“Not only does a second charge provide a different path for borrowers, it actively avoids some of those potential drawbacks that come with remortgage.”
Clients wishing to consolidate their debt will have a few options if they wish to use their real estate asset, but it is important that advisors consider all of these possible solutions rather than just the one with which they are most familiar or comfortable.
Remortgage for debt consolidation
One option will be to remortgage, take out a bigger loan so they can clear all those existing debts on credit cards, personal loans and the like. They then have only one debt to repay, their mortgage.
It is certainly a simple option – there will be only one repayment date to watch, only one interest rate to know. But there are a few potential downsides that come with going the remortgage route.
The first, and potentially the most punitive, is the risk of having to pay prepayment charges. Advisors don’t need me to tell them that the vast majority of their clients are likely to be on fixed rate mortgages these days, and more often than not these are long mortgages. Given the way ERCs are calculated as a percentage of the outstanding mortgage balance, they can easily become a significant cost if your client is only halfway through a five-year fixed rate. It’s an exit fee that will really sting on the exit.
Nor is it the only financial hit that comes from remortgaging. Your client will also have to change rates.

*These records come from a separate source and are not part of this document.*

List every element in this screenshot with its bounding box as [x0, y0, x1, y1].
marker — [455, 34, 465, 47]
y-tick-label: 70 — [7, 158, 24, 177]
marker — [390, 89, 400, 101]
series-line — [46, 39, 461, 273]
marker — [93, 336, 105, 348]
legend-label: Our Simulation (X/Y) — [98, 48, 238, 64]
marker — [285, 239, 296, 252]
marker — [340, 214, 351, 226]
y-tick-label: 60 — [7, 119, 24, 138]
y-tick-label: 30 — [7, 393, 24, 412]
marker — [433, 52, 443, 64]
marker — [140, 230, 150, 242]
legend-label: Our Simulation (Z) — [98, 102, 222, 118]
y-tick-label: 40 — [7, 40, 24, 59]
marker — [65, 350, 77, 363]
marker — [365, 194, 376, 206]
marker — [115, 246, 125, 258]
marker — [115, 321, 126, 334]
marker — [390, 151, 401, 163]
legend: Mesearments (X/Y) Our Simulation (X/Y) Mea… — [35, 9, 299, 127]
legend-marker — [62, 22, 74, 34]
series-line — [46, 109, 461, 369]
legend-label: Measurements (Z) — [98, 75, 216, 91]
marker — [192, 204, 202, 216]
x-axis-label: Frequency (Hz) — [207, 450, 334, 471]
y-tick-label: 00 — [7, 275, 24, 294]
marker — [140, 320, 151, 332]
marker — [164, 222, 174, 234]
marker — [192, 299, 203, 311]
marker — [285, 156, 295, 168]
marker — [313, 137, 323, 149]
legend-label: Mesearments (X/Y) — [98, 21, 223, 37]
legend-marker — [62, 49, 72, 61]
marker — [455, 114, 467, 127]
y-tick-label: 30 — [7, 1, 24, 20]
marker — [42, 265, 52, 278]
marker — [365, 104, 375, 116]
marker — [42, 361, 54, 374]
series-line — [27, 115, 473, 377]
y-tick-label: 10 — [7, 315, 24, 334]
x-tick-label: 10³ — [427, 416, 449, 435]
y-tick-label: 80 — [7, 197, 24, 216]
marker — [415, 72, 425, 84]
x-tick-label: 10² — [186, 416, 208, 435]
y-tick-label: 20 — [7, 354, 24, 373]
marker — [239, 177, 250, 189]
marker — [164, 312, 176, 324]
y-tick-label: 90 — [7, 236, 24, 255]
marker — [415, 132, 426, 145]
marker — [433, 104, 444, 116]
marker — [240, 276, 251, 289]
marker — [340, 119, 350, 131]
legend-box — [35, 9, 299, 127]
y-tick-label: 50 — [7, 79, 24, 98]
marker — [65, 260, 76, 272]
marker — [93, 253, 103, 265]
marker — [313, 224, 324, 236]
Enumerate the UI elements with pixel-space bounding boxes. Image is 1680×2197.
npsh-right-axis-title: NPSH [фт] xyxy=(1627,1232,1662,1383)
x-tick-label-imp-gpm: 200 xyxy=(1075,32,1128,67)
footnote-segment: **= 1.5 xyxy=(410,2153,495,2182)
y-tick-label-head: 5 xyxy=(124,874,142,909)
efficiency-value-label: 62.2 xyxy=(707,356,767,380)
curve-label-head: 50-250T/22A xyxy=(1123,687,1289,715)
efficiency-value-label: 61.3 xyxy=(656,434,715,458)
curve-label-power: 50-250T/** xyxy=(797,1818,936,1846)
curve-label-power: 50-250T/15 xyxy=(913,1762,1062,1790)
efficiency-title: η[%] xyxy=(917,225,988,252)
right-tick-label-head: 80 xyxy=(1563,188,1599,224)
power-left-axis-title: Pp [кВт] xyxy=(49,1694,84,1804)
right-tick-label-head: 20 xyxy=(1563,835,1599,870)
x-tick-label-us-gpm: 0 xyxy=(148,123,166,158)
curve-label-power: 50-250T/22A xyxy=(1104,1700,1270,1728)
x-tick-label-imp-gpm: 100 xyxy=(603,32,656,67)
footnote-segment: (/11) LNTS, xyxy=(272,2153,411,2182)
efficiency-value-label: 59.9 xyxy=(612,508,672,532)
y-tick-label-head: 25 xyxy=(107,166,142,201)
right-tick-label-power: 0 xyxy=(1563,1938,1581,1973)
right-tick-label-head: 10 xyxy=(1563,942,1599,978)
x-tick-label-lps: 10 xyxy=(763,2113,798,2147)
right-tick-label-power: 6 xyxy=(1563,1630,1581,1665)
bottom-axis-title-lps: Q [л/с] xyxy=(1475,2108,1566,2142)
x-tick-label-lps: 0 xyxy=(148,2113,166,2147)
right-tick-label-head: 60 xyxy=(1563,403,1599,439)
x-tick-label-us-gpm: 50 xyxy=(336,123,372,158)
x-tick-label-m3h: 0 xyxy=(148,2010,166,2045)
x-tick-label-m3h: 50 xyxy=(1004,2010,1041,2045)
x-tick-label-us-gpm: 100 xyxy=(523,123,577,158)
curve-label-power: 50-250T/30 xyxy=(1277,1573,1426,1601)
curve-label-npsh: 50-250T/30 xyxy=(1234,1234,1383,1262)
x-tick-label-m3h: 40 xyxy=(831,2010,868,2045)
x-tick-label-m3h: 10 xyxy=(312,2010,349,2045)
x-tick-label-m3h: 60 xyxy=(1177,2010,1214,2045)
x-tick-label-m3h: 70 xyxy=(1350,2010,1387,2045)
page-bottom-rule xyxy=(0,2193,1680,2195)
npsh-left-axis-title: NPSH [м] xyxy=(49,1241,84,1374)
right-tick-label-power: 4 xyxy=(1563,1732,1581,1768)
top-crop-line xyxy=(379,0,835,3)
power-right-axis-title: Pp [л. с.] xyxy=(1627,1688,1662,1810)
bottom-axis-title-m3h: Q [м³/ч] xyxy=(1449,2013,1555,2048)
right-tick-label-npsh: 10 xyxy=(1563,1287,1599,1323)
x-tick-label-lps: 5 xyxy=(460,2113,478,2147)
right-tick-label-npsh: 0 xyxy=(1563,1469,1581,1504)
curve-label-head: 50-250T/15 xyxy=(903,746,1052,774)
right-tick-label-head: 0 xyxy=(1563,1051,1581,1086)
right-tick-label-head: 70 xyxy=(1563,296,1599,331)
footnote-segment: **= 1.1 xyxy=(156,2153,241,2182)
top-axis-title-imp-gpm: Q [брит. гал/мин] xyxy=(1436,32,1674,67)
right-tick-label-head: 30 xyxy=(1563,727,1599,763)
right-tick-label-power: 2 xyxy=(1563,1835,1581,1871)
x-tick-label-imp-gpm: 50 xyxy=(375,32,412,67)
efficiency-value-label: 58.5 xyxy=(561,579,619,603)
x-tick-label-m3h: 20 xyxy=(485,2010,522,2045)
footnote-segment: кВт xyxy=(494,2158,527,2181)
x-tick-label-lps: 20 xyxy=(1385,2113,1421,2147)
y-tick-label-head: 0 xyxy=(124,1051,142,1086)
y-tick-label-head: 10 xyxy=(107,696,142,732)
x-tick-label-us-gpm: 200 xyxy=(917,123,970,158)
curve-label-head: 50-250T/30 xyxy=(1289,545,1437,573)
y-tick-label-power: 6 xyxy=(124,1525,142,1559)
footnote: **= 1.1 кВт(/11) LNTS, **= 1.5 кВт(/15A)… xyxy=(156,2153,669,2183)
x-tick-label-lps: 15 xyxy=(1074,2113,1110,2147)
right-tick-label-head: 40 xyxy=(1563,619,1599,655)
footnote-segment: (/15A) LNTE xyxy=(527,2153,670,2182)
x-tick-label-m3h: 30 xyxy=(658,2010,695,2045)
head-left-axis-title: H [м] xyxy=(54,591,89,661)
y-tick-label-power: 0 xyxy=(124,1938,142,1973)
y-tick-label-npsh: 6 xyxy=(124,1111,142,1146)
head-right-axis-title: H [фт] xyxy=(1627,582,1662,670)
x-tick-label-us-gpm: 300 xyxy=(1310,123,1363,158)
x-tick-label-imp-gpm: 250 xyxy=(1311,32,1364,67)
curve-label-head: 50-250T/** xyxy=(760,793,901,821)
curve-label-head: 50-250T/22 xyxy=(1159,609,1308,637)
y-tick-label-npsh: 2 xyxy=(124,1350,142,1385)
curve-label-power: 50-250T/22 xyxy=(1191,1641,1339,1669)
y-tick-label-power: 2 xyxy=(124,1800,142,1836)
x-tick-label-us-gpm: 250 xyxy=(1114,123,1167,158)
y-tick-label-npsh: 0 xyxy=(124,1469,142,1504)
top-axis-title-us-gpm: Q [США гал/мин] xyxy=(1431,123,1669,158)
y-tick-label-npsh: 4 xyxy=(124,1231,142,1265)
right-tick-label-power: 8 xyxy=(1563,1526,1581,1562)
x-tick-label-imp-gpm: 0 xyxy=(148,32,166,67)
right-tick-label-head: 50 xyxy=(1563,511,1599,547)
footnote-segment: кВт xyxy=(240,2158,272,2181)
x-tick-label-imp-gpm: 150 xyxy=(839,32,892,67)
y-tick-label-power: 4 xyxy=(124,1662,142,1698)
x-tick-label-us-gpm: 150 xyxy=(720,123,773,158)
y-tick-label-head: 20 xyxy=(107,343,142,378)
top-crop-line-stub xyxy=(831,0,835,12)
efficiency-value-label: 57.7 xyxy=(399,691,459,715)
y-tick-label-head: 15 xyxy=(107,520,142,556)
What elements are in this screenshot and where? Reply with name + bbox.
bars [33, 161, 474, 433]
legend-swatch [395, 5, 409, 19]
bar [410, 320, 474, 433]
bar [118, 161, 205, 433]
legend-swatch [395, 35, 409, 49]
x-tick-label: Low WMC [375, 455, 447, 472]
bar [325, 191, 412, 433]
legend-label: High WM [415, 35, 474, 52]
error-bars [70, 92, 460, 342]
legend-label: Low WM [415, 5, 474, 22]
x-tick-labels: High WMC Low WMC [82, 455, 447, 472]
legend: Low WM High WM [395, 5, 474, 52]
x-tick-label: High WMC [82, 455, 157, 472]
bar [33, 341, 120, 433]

It’s not a bad thing if they’re on a bad deal, but given the level of competition we’ve seen in recent years, there’s a real risk that they’ll have to move to a less attractive rate, in particularly if the additional borrowing moves their loan into a higher LTV range. As a result, remortgage in order to erase these additional debts can mean that not only does the customer have to put thousands of dollars back into the CREs, but they also switch to a higher interest rate, with a larger mortgage balance. to start.
It doesn’t have to be like this
There is, however, a clear alternative, in the form of second mortgages. And not only does a second charge offer a different route for borrowers, it actively avoids some of those potential drawbacks that come with remortgage.
It should be emphasized that a second mortgage is secured by the equity the borrower holds in the property. Therefore, the original mortgage is not affected by the loan. This means no worries about exit fees, moving LTV bands or changing interest rates – the customer can carry on as usual with this prime mortgage and continue to benefit the excellent rate you got for him.
A second charge is separate from this initial mortgage, which means there is no nasty ripple effect of increasing amounts needed for debt consolidation.
Rise in equity levels
It is impossible to ignore the considerable growth in real estate prices that has taken place over the last year or so, following the suspension of stamp duties. This tax break prompted a large number of potential buyers to take the plunge and move, and it drove up prices across the board.
In fact, the latest figures from the Office for National Statistics show the average house price jumped 10.6% in the 12 months to the end of August, meaning a new average price of £264,000. . To put that in cash terms, that’s an increase of around £25,000 from a year ago.
And that’s really good news for any borrower who is considering a second charge for debt consolidation purposes. This price growth means that they hold much more equity in their property and are therefore in a better position to raise the necessary funds in order to pay off these debts.
The demand for debt consolidation help will only increase in the coming months, so it’s important that advisors keep up to date with the full range of options available to their clients. If they are not comfortable handling second charges themselves, now is a good time to find a second charge specialist to partner with and who can help their clients find the best financing solution. possible.